Dringlichkeitsantrag der Abgeordneten Hubert Aiwanger, Tanja Schweiger, Prof. Dr. Michael Piazolo, Dr. Hans Jürgen Fahn und Fraktion (FW)
Studienbedingungen verbessern − Studienbeiträge abschaffen. Politische Leitlinien für die Optimierung des Bologna-Prozesses
Der Landtag wolle beschließen:
Die Staatsregierung wird aufgefordert, Leitlinien für die künftige Ausgestaltung und Optimierung der Bachelor- und Masterstudiengänge an bayerischen Hochschulen vorzulegen. Folgende Aspekte sollen dabei zumindest konkretisiert werden:
─ Zweck eines Bachelor- bzw. Masterstudiums (z.B. Gewichtung zwischen Vorbereitung auf die berufliche Praxis und humanistischer Persönlichkeitsbildung, angestrebter Grad an fachlicher Spezialisierung in Bachelorstudiengängen),
─ Spektrum der Fächer, in denen das Bachelor- und Mastersystem verpflichtend eingeführt werden soll sowie ggf. Zeithorizont und Konzept der Einführung dieses Systems in bisher nicht umgestellten Fächern (Lehrämter, Jura, Medizin),
─ durchschnittlicher Zeitaufwand für einen Bachelorstudierenden pro Semesterwoche,
─ durchschnittliches Betreuungsverhältnis an bayerischen Hochschulen (gemessen als Verhältnis der Professoren sowie Dozenten insgesamt zu den Studierenden an einem Institut),
─ Anteil von und durchschnittlicher zeitlicher Aufwand für Pflichtveranstaltungen sowie freiwillig belegten Veranstaltungen pro Semester,
─ Handhabung der Anerkennung von Leistungen, die an anderen in- und ausländischen Hochschulen erbracht wurden,
─ Maßnahmen zur Förderung von internationaler Mobilität (Stipendien, Pflichtauslandssemester, Partnerhochschulen),
─ Maßnahmen zur Förderung der Finanzierbarkeit eines Studiums (insbesondere Abschaffung von Studienbeiträgen, Vergaben von Stipendien),
─ Maßnahmen zur Förderung des gesellschaftlichen und politischen Engagements von Studierenden in Bayern (z.B. durch die Vergabe von ECTS-Punkten für gemeinnützige Arbeit),
─ Kompetenzverteilung bei der Einrichtung von Studiengängen zwischen Hochschule und Hochschulministerium,
─ Maßnahmen zur Kontrolle der Einhaltung der Rahmenvorgaben (z.B. über die Akkreditierungsagenturen oder die ministerielle Genehmigung von Studiengängen).
Begründung:
Mit der Besetzung von Hörsälen, mit Bildungsstreiks und Demonstrationen machten bayerische Studierende in den letzten Monaten ihre eklatante Unzufriedenheit mit der Umsetzung der Bologna-Reform deutlich.

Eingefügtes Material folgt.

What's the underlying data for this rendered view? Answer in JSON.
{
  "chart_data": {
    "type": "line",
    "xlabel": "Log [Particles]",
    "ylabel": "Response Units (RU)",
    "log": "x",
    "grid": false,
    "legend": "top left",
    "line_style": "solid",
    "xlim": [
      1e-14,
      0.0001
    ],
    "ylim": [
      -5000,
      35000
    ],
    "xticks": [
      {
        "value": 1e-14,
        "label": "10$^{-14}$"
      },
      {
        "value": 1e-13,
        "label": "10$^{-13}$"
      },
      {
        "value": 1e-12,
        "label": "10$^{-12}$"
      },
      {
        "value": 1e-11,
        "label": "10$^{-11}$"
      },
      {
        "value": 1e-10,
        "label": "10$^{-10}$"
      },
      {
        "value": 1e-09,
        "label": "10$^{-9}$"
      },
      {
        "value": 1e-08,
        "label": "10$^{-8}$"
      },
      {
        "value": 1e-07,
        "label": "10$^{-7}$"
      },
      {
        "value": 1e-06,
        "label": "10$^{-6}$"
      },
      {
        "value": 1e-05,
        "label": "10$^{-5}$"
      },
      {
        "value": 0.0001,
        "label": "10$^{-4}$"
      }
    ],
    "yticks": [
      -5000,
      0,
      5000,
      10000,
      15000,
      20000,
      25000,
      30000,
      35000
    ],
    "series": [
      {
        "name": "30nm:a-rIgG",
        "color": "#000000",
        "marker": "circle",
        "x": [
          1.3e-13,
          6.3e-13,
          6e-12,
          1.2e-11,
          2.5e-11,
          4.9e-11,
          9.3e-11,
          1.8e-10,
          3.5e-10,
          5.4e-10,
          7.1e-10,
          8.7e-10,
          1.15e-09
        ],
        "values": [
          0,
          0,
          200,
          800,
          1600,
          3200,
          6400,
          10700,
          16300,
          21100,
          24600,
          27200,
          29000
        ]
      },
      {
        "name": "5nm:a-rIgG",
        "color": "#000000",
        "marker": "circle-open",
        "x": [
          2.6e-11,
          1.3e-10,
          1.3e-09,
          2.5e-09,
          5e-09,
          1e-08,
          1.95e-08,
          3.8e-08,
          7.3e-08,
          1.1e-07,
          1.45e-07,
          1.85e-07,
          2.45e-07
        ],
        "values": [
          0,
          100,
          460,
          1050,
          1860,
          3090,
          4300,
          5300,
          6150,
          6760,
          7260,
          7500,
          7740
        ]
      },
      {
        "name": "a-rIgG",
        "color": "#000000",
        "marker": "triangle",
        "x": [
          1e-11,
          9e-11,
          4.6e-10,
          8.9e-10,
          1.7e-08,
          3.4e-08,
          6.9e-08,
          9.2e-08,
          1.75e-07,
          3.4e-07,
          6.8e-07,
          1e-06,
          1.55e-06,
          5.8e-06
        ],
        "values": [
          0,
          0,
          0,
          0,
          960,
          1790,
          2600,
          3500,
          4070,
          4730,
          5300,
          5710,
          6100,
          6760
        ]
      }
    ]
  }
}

Die Bachelorstudiengänge werden von den Studierenden als überfrachtet und verschult empfunden, eigener Gestaltungsspielraum wird vermisst. Die studentische Mobilität im In- und Ausland wird – entgegen der ursprünglichen Intention der Bologna-Reform – durch mangelnde gegenseitige Anerkennung von Leistungen eingeschränkt. Das Bachelorstudium ist nach Ansicht der Studierenden zu stark auf die spätere berufliche Praxis ausgerichtet, die Studienbeiträge werden als sozial ungerecht empfunden. Diese Forderungen der Studierenden haben in den Medien und auch seitens zahlreicher Politiker viel Zuspruch erhalten. Jetzt muss gehandelt werden. Die Reform der Bachelor- und Masterstudiengänge kann nicht allein Sache der bayerischen Hochschulen sein. Die Gestaltung des Rahmens, in dem die Hochschulen ihre Studiengänge eigenständig optimieren, liegt in der Verantwortung des bayerischen Hochschulministeriums.